I have — as we say here on the left coast — trust issues. Not the mundane kind: I’m happy to give most people the benefit of the doubt, and more often than not, they prove trustworthy. I’m content to trust the roads to hold me and the sun to rise tomorrow morning. No, I’ve always thought of my trust issues as existential and cosmological: when people say that they feel held by a force larger than themselves, or that they are relaxed in the certainty that doing their best, things will be okay, a voice in my head whispers, “Just you wait.”
In the busy way of the human mind, I’ve been gathering corroboration for my existential, ontological mistrust all my life. Eyes wide open, I’ve seen the good punished and the evil-doer rewarded, the innocent suffer and the guilty prosper — countless times, as have we all. I log the evidence, and having taken stock, the closest I’ve been able to come to trust is the agnosticism I’ve expressed so often in this blog: just as we can’t be certain of guaranteed happy endings, neither can we justify predictions of doom. There are too many variables — there is too dense a dark layer of forces shaping every outcome — to calculate with confidence. The position I’ve lived by — the one that has seemed to me both intellectually respectable and sufficient to honor life’s complexity — is that we never know what will be, and not knowing, we dare to pursue our desires.

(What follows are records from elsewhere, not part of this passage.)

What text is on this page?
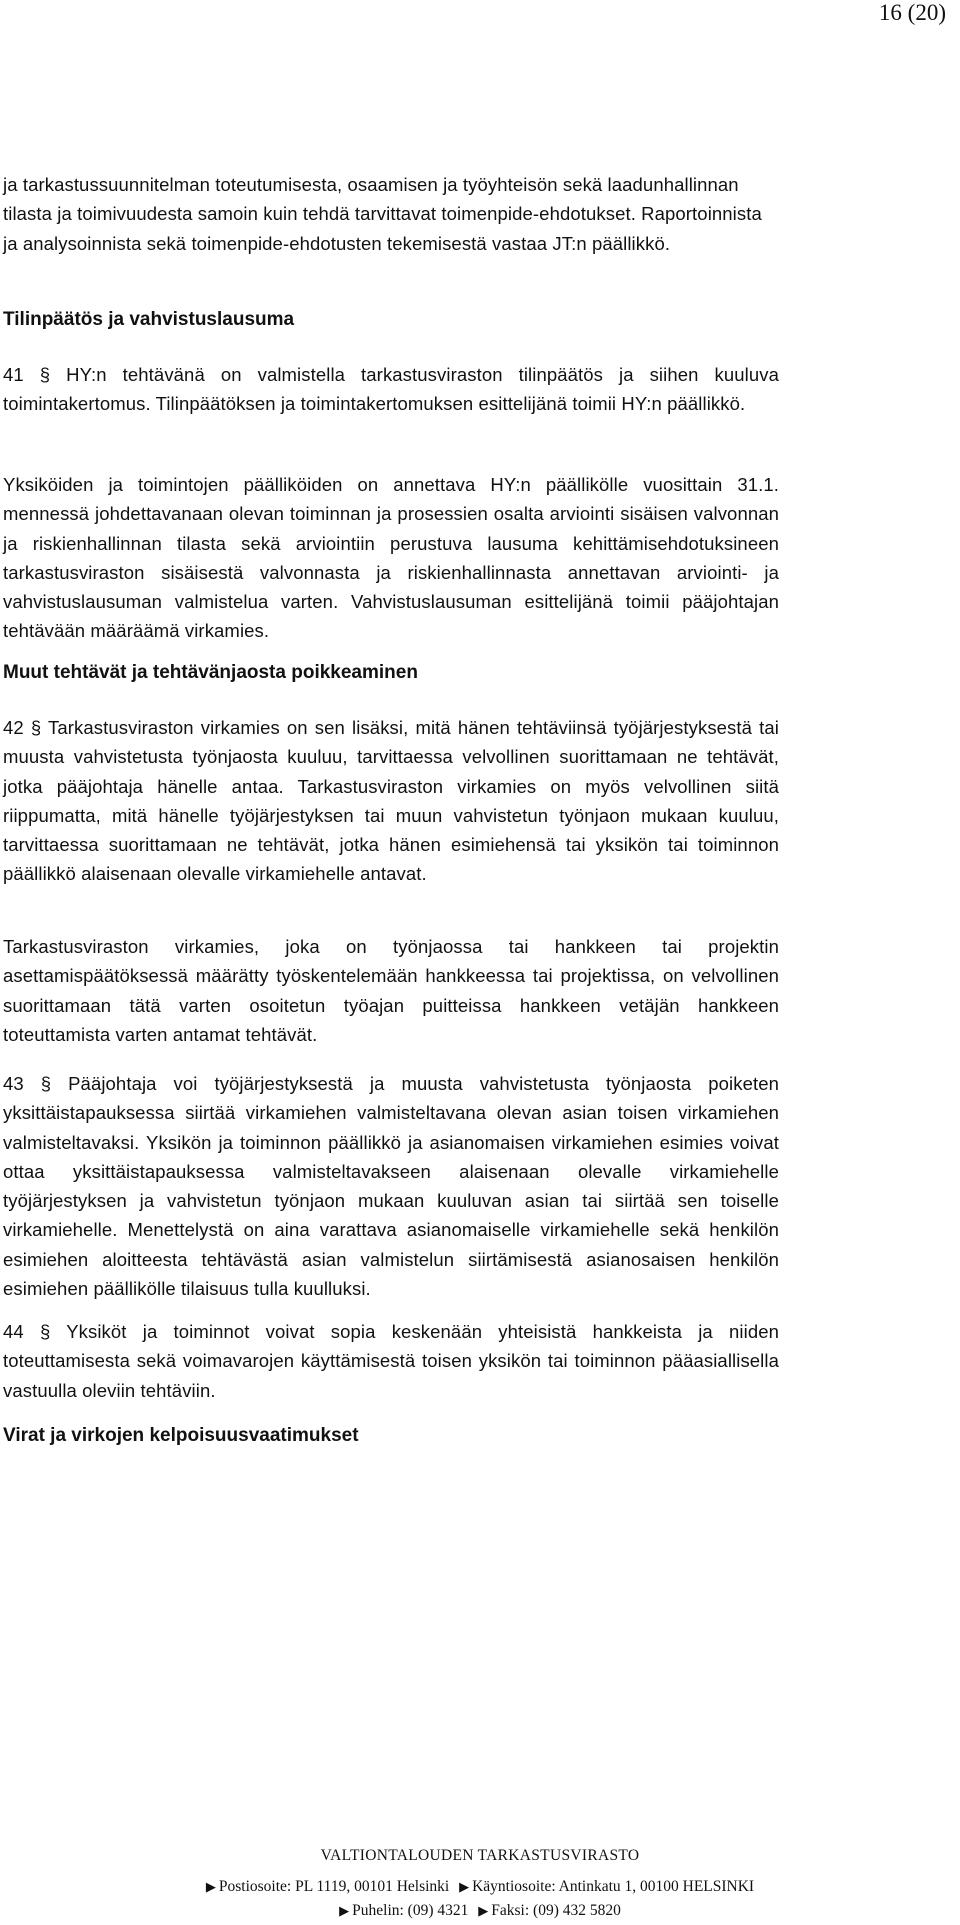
16 (20)

ja tarkastussuunnitelman toteutumisesta, osaamisen ja työyhteisön sekä laadunhallinnan tilasta ja toimivuudesta samoin kuin tehdä tarvittavat toimenpide-ehdotukset. Raportoinnista ja analysoinnista sekä toimenpide-ehdotusten tekemisestä vastaa JT:n päällikkö.

Tilinpäätös ja vahvistuslausuma

41 § HY:n tehtävänä on valmistella tarkastusviraston tilinpäätös ja siihen kuuluva toimintakertomus. Tilinpäätöksen ja toimintakertomuksen esittelijänä toimii HY:n päällikkö.

Yksiköiden ja toimintojen päälliköiden on annettava HY:n päällikölle vuosittain 31.1. mennessä johdettavanaan olevan toiminnan ja prosessien osalta arviointi sisäisen valvonnan ja riskienhallinnan tilasta sekä arviointiin perustuva lausuma kehittämisehdotuksineen tarkastusviraston sisäisestä valvonnasta ja riskienhallinnasta annettavan arviointi- ja vahvistuslausuman valmistelua varten. Vahvistuslausuman esittelijänä toimii pääjohtajan tehtävään määräämä virkamies.

Muut tehtävät ja tehtävänjaosta poikkeaminen

42 § Tarkastusviraston virkamies on sen lisäksi, mitä hänen tehtäviinsä työjärjestyksestä tai muusta vahvistetusta työnjaosta kuuluu, tarvittaessa velvollinen suorittamaan ne tehtävät, jotka pääjohtaja hänelle antaa. Tarkastusviraston virkamies on myös velvollinen siitä riippumatta, mitä hänelle työjärjestyksen tai muun vahvistetun työnjaon mukaan kuuluu, tarvittaessa suorittamaan ne tehtävät, jotka hänen esimiehensä tai yksikön tai toiminnon päällikkö alaisenaan olevalle virkamiehelle antavat.

Tarkastusviraston virkamies, joka on työnjaossa tai hankkeen tai projektin asettamispäätöksessä määrätty työskentelemään hankkeessa tai projektissa, on velvollinen suorittamaan tätä varten osoitetun työajan puitteissa hankkeen vetäjän hankkeen toteuttamista varten antamat tehtävät.

43 § Pääjohtaja voi työjärjestyksestä ja muusta vahvistetusta työnjaosta poiketen yksittäistapauksessa siirtää virkamiehen valmisteltavana olevan asian toisen virkamiehen valmisteltavaksi. Yksikön ja toiminnon päällikkö ja asianomaisen virkamiehen esimies voivat ottaa yksittäistapauksessa valmisteltavakseen alaisenaan olevalle virkamiehelle työjärjestyksen ja vahvistetun työnjaon mukaan kuuluvan asian tai siirtää sen toiselle virkamiehelle. Menettelystä on aina varattava asianomaiselle virkamiehelle sekä henkilön esimiehen aloitteesta tehtävästä asian valmistelun siirtämisestä asianosaisen henkilön esimiehen päällikölle tilaisuus tulla kuulluksi.

44 § Yksiköt ja toiminnot voivat sopia keskenään yhteisistä hankkeista ja niiden toteuttamisesta sekä voimavarojen käyttämisestä toisen yksikön tai toiminnon pääasiallisella vastuulla oleviin tehtäviin.

Virat ja virkojen kelpoisuusvaatimukset
VALTIONTALOUDEN TARKASTUSVIRASTO
▶ Postiosoite: PL 1119, 00101 Helsinki ▶ Käyntiosoite: Antinkatu 1, 00100 HELSINKI
▶ Puhelin: (09) 4321 ▶ Faksi: (09) 432 5820
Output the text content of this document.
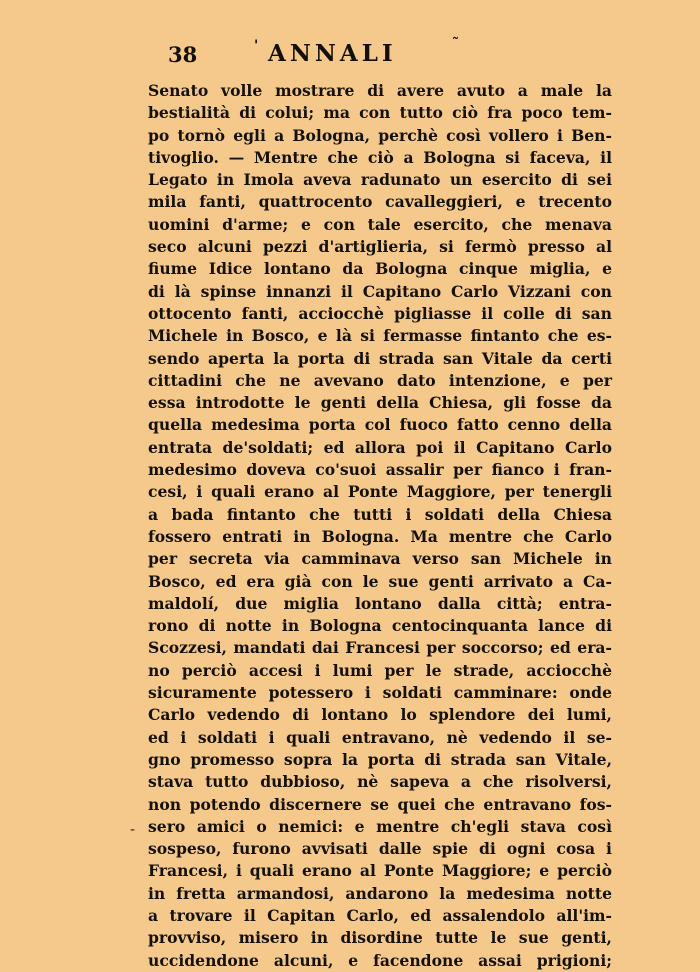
38	' ANNALI	˜
Senato volle mostrare di avere avuto a male la
bestialità di colui; ma con tutto ciò fra poco tem-
po tornò egli a Bologna, perchè così vollero i Ben-
tivoglio. — Mentre che ciò a Bologna si faceva, il
Legato in Imola aveva radunato un esercito di sei
mila fanti, quattrocento cavalleggieri, e trecento
uomini d'arme; e con tale esercito, che menava
seco alcuni pezzi d'artiglieria, si fermò presso al
fiume Idice lontano da Bologna cinque miglia, e
di là spinse innanzi il Capitano Carlo Vizzani con
ottocento fanti, acciocchè pigliasse il colle di san
Michele in Bosco, e là si fermasse fintanto che es-
sendo aperta la porta di strada san Vitale da certi
cittadini che ne avevano dato intenzione, e per
essa introdotte le genti della Chiesa, gli fosse da
quella medesima porta col fuoco fatto cenno della
entrata de'soldati; ed allora poi il Capitano Carlo
medesimo doveva co'suoi assalir per fianco i fran-
cesi, i quali erano al Ponte Maggiore, per tenergli
a bada fintanto che tutti i soldati della Chiesa
fossero entrati in Bologna. Ma mentre che Carlo
per secreta via camminava verso san Michele in
Bosco, ed era già con le sue genti arrivato a Ca-
maldolí, due miglia lontano dalla città; entra-
rono di notte in Bologna centocinquanta lance di
Scozzesi, mandati dai Francesi per soccorso; ed era-
no perciò accesi i lumi per le strade, acciocchè
sicuramente potessero i soldati camminare: onde
Carlo vedendo di lontano lo splendore dei lumi,
ed i soldati i quali entravano, nè vedendo il se-
gno promesso sopra la porta di strada san Vitale,
stava tutto dubbioso, nè sapeva a che risolversi,
non potendo discernere se quei che entravano fos-
sero amici o nemici: e mentre ch'egli stava così
sospeso, furono avvisati dalle spie di ogni cosa i
Francesi, i quali erano al Ponte Maggiore; e perciò
in fretta armandosi, andarono la medesima notte
a trovare il Capitan Carlo, ed assalendolo all'im-
provviso, misero in disordine tutte le sue genti,
uccidendone alcuni, e facendone assai prigioni;
-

Anyone as addicted to self-interrogation as I am can’t get this far into middle age without having constructed a family tree for his or her emotional roadblocks and black holes. So it’s easy for me to trace the lineage of my trust issue. Like so many other Jewish children in the post-Holocaust generation, I was brought up on the idea that at any moment, our neighbors might decide they hate us enough to force us into exile or extermination. My parents’ generation was always waiting for the other shoe to drop, teaching us to be vigilant in listening for that distant thud. My own childhood was marked by nasty surprises, as when my father died suddenly not long after my tenth birthday. And so on: rather than continue this list, I hope I can take it as understood that my reluctance to trust the universe to hold me was ingrained in me from the first.
How this has manifested in my life is quirky, I admit. You might predict I’d be very security-conscious, as are so many others whose childhoods were marked by uncertainty or loss. But the opposite is true. Between the ant (who works and stores up food for the winter) and the grasshopper (who hops about, giving no thought to provision for the future), I’m a hopper to the core. Money has always bought me time to do what I love, usually write, and when it’s gone, I need to earn more money to buy myself more time. If there’s an internal logic to this position, it is that not knowing if one’s attempts to inoculate oneself against future hardship will succeed, why forego pleasure or purpose in the here and now? When the stock market crashed a few years ago, quite a few ants I know lost their nest eggs. I was glad I hadn’t shaped my life around building one up. I’m not saying this is sensible or prudent; it’s obviously neither. I’m just trusting you with the unvarnished truth.
One downside to trust issues is not having a cushion when shocks come along. Day and in and day out, I’m pretty blithe about things (i.e., pretty expert at suppressing my anxiety). But when life delivers a wake-up call — an emergency looms, a major loss is threatened — we grasshoppers panic with the best of them, vibrating with the terror that our lack of trust in the universe will now be justified, definitively and forever. The other downside is trust envy: I find myself longing to experience the feeling that others sometimes report, that they are held by an unseen hand. I long to know what it feels like to lean back and let myself be rocked.
This past weekend, some very good friends helped me understand that I’ve been looking at my trust issue the wrong way. I liked what they said, but to try it on for size, I have to put it into practice. So I thought I’d start by trusting you with it.
The issue of trust, they told me, does not yield to evidence. It is not about the universe. It is about me. “How does your lack of ultimate trust distort your life?” they asked. Well, that’s an easy one: it keeps me on my toes until they ache. It prevents me from feeling grateful for what I have, out of superstitious fear it will be taken away. It keeps me second-guessing myself, always on guard for danger. And although I can’t know for sure, my hunch is that this type of vigilance dulls discrimination, creating a barrier that inevitably repels love or support along with danger and threat.
You can’t justify existential trust on the evidence, my friends told me. The point is to remove the distortion from your life by behaving as if trust were justified — despite the facts. That way, you can be open not only to the alarms that signal danger, but also to the wonderful surprises that sometimes reward risk. Like Nachson, I thought, the son of Aminadav, prince of the tribe of Judah. His name is remembered for this teaching: when the children of Israel left slavery in Egypt, fleeing before the Egyptians’ chariots, they came to the Sea of Reeds and could not cross. They stood in terror for their lives, fearing their escape had been in vain, until Nachson stepped into the water to his knees, to his chest, and finally until the water came up to his nose and he could go no further without drowning. At that moment, and not a second before, the waters split, allowing the people to cross on dry land.
So that is my new policy: to proceed on my journey as if on dry land. I’ll be wrong sometimes, of course: what is life but an opportunity to learn from our mistakes? But I think I’m going to enjoy the walk.